Innovation and Organizational Learning
Success is one of the leading causes of failure. Market and customer research can cause tunnel vision. Management involves understanding today’s customer needs. Leadership means taking off the blinders of what is to explore what could be.
Innovations, breakthroughs, and major changes often come from unpredictable, chaotic, and random events. The innovation paradox is that random, chaotic, and unpredictable innovations need a stable management system and process to nurture the growth and development of “lucky breaks.” It’s a tricky process with four main steps. The first two steps are dependent on leadership skills. Steps three and four lean heavily on disciplined management systems and processes.
- Exploration — A broad, open search for latent or unmet needs, potential new markets, customer segments, and business model adaptations.
- Experimentation — Pilots, clumsy tries, and “mucking around” to test potential opportunities for viability and to learn what would be needed to make it successful.
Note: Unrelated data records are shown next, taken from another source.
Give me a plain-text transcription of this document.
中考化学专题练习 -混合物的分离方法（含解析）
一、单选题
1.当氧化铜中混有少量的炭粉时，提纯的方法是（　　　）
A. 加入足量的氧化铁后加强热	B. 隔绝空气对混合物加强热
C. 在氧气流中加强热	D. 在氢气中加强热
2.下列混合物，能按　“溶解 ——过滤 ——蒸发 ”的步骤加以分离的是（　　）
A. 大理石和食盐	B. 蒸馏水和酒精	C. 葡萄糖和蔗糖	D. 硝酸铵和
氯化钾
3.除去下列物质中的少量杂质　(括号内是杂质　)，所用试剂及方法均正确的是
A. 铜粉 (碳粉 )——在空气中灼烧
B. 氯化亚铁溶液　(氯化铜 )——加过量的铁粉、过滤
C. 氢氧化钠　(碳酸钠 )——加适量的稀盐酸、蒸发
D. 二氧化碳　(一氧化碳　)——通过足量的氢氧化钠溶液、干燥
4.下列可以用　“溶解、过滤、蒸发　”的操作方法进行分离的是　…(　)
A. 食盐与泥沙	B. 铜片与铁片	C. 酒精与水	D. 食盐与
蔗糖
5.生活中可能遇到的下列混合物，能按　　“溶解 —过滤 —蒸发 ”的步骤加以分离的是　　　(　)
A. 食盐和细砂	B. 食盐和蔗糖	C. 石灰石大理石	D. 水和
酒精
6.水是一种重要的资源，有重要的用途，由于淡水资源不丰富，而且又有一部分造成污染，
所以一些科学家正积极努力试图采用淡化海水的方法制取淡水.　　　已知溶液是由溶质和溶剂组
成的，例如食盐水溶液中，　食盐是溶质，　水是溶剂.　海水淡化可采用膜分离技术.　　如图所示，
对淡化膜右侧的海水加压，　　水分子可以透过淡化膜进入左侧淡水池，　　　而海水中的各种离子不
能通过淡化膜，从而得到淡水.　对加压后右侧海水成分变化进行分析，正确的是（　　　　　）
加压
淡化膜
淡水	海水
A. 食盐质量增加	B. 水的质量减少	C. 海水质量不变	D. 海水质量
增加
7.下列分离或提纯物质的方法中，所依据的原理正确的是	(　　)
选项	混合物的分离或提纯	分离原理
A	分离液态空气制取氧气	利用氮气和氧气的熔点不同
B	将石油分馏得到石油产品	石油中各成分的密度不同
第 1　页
- Development — Major resources are now committed to fully developing or refining the few new products, services, businesses, or business model.
- Integration — The new product, service, or business enters the organization’s mainstream.
Symptoms and Causes of Innovation/Learning Disabilities:
- Rigid strategic planning.
- Strategy development is separated from implementation.
- Low levels of frontline improvement activities.
- Improvement suggestions are tossed to others for implementation.
- New ideas or products/services must come from official sources.
- Low trust levels.
- Unforgiving culture of punishing mistakes.
Keys to Innovation and Organizational Learning:
- Craft strategy through “strategic opportunism.”
- Get comfortable with paradox and ambiguity.
- Balance implicit and explicit knowledge management.
- Get intimate with customers to understand their problems and aspirations.
- Leverage the Law of Averages with lots of experiments and pilots.
- Nurture champions and skunkworks.
- Build a culture of trust, openness, and tolerance of mistakes.
- Systematically study, revise, and retry.
- Disseminate learning broadly throughout your organization.
- Stay current and search the world for best practices/solutions.